With fans voting for the All-Star starters, it's not just about talent -- it's about a player's ability to put on a show. And this weekend, some of the league's showstoppers will gather in Phoenix for the 45th NBA All-Star Game, which will be played Sunday as part of the NBA All-Star Weekend.
Hill is one of five players, all from the Eastern Conference, making their All-Star debuts. Second-year guard Anfernee Hardaway, the top vote-getter among guards, joins Hill in the starting lineup. The other newcomers are Vin Baker of the Milwaukee Bucks, Dana Barros of the Philadelphia 76ers and Tyrone Hill of the Cleveland Cavaliers. The last two names didn't even appear on the All-Star ballot.
A couple of veterans who have had spots in the All-Star Game for much of their careers won't be in Phoenix.

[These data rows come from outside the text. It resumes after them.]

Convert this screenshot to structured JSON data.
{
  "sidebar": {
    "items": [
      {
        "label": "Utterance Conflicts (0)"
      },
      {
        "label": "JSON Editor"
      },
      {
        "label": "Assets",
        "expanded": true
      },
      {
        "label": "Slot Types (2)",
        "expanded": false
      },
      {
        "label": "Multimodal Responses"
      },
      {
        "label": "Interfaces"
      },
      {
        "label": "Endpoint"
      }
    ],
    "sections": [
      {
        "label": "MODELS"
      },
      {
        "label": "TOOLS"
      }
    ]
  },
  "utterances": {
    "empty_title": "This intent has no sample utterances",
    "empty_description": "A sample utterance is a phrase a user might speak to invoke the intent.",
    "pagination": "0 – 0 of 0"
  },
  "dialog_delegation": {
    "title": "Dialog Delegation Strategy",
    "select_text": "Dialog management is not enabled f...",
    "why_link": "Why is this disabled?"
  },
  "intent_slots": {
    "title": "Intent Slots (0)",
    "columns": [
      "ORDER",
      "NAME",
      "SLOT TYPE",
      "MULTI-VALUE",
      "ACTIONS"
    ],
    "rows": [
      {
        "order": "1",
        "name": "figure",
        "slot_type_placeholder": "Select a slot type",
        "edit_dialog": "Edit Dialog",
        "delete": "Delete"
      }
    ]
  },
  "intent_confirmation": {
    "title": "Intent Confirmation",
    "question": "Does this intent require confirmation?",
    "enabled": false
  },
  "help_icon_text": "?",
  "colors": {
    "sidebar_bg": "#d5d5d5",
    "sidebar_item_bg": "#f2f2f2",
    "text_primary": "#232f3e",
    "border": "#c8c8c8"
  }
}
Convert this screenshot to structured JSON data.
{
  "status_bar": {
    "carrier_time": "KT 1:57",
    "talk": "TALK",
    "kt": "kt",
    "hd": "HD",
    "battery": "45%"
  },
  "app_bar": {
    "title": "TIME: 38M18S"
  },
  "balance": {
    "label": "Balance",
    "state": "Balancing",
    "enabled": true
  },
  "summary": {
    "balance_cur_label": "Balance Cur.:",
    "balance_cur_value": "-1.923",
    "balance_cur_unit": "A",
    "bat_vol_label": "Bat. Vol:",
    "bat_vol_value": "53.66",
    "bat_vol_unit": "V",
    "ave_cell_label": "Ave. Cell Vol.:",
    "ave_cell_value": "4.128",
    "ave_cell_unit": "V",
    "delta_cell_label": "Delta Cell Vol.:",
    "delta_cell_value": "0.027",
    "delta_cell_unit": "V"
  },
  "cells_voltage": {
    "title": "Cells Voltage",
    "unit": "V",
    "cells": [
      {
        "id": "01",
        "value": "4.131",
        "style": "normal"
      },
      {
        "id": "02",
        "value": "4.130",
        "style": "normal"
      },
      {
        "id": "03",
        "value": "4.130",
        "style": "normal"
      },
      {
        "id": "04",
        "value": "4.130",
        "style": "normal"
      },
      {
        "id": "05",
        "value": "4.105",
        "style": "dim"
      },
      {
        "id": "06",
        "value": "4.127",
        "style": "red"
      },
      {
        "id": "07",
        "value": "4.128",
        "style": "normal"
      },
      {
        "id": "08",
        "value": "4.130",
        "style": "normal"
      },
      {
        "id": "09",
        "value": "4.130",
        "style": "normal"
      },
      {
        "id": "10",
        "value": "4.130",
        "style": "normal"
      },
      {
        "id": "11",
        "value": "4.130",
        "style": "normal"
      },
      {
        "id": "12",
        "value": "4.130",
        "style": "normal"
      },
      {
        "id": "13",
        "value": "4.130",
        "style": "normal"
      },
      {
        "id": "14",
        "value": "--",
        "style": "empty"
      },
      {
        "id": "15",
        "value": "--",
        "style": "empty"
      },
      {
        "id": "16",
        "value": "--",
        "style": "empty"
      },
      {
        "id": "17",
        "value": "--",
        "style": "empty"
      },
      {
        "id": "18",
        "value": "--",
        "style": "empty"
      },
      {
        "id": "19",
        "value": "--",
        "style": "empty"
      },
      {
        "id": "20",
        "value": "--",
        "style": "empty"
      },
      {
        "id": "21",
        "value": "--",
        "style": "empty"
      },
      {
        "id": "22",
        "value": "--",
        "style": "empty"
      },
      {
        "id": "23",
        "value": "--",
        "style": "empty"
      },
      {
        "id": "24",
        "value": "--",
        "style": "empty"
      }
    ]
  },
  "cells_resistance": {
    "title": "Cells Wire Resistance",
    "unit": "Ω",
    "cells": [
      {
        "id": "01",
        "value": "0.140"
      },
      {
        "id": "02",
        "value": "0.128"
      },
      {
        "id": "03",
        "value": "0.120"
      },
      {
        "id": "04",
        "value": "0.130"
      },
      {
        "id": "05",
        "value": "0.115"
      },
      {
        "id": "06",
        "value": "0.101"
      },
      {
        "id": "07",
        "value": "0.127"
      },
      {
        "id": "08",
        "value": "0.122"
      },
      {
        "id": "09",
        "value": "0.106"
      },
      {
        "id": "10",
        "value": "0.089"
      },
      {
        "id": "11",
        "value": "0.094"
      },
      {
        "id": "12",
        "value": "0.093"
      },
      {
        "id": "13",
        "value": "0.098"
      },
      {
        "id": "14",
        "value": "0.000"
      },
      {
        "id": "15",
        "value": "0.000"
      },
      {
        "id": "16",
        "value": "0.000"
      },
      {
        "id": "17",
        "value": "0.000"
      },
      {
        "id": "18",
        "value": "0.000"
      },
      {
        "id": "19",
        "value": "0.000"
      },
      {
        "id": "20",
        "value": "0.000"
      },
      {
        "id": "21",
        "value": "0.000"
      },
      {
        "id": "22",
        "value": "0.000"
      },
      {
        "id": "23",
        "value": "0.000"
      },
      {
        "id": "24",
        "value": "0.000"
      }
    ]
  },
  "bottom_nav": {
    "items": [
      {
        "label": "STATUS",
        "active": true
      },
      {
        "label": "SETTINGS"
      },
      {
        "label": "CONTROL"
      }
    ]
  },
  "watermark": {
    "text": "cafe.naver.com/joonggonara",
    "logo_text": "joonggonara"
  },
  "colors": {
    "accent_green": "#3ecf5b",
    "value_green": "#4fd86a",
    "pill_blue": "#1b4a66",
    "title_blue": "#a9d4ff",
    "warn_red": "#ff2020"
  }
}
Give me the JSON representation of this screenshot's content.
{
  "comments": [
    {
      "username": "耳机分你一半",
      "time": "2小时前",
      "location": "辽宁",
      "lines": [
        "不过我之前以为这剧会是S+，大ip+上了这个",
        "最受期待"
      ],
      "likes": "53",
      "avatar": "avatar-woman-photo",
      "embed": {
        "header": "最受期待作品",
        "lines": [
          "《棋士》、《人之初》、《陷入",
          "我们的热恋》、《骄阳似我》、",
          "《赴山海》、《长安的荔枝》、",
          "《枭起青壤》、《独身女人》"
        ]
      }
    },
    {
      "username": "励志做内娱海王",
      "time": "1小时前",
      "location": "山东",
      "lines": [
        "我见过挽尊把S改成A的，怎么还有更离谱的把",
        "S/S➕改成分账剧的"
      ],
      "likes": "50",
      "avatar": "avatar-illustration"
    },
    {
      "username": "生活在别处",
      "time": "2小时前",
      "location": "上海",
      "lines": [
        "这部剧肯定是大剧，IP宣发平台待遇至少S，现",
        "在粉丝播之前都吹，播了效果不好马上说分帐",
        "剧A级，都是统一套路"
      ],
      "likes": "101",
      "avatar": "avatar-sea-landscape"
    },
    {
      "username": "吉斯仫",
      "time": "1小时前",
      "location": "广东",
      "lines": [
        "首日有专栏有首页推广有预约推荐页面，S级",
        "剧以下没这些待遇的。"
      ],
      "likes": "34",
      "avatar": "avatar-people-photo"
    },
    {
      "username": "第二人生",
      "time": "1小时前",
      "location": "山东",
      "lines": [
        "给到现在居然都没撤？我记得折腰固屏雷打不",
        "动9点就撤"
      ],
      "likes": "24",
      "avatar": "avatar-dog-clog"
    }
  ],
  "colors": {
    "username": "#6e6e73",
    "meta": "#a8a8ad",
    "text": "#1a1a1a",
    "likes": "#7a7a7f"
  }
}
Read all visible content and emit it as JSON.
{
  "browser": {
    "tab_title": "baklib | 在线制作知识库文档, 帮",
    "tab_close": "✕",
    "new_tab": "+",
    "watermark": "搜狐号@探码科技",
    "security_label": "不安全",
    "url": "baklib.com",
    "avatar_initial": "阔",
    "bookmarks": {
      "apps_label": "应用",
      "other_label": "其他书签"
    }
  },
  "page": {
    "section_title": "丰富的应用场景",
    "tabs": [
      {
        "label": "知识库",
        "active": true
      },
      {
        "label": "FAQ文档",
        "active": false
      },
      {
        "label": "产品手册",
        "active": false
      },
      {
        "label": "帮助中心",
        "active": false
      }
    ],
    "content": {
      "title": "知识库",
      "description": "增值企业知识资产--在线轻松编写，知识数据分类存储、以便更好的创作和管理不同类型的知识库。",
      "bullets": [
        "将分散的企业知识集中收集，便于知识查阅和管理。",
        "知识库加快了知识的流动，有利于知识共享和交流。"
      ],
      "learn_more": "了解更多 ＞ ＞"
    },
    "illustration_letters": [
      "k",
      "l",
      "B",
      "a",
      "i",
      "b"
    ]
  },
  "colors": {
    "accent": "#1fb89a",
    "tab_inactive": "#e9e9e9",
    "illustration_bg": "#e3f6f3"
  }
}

Eight-time All-Star Dominique Wilkins has struggled with the Boston Celtics. Clyde Drexler's string of seven straight All-Star appearances ended. The Portland Trail Blazers guard was voted a starter the past two years despite being hurt. This year, he's the victim of the talent-rich Western Conference.
"I thought we were good enough to have some representation," said Drexler, whose Blazers were shut out on the All-Star roster. "I've got some golf games [in Phoenix] and no obligations."
In last year's game, won by the East, Chicago Bulls forward Scottie Pippen scored 29 points and was MVP. Those were happier times for Pippen, who emerged from Jordan's shadow with that performance.
Pippen, who will return for this year's game, is seeking a trade from Chicago, and he has said that he has been putting himself on display in a recent tear when he's averaged 29.0 points, 11.2 rebounds and 7.2 assists in five straight road games before last night.
"I'm looking for a different place, a different team, a different perspective on my career," Pippen said this week. "All I can do for now is go out there every day, play hard, do a little showcasing and continue to hope that something happens."
The game also will be a showcase for Charlotte Hornets forward Larry Johnson, who returns to the All-Star Game one season after his career was threatened by a serious back injury. A starter in the 1993 game, Johnson was picked as a reserve this year.
"I think it's better that the coaches picked him," said Charlotte coach Allan Bristow. "It should mean more to him. Because of the injury, he didn't want this to be a popularity contest. There's no question he earned this."
Denver Nuggets center Dikembe Mutombo should receive a Tonya Harding Award for the way he got onto the All-Star team.
Los Angeles Lakers forward Cedric Ceballos was named a reserve and was looking forward to playing in Phoenix -- where he played for four seasons.
But last Friday, Mutombo accidentally whacked Ceballos, who tore a ligament in his right thumb and will miss six weeks. And so Mutombo has replaced Ceballos on the West squad.
Other injuries also will play a role on the Western Conference team.
Ankle injuries have made Utah's Karl Malone and San Antonio's David Robinson questionable for Sunday. But Phoenix's Charles Barkley -- second in West fan voting behind Houston's Hakeem Olajuwon -- expects to play despite getting whacked in the eye by Utah's Tom Chambers on Wednesday night.
"I had double vision . . . but I'm all right," said Barkley, who returned after halftime in street clothes with an ice bag over his eye. "I just hope I can see one of the golf balls tomorrow."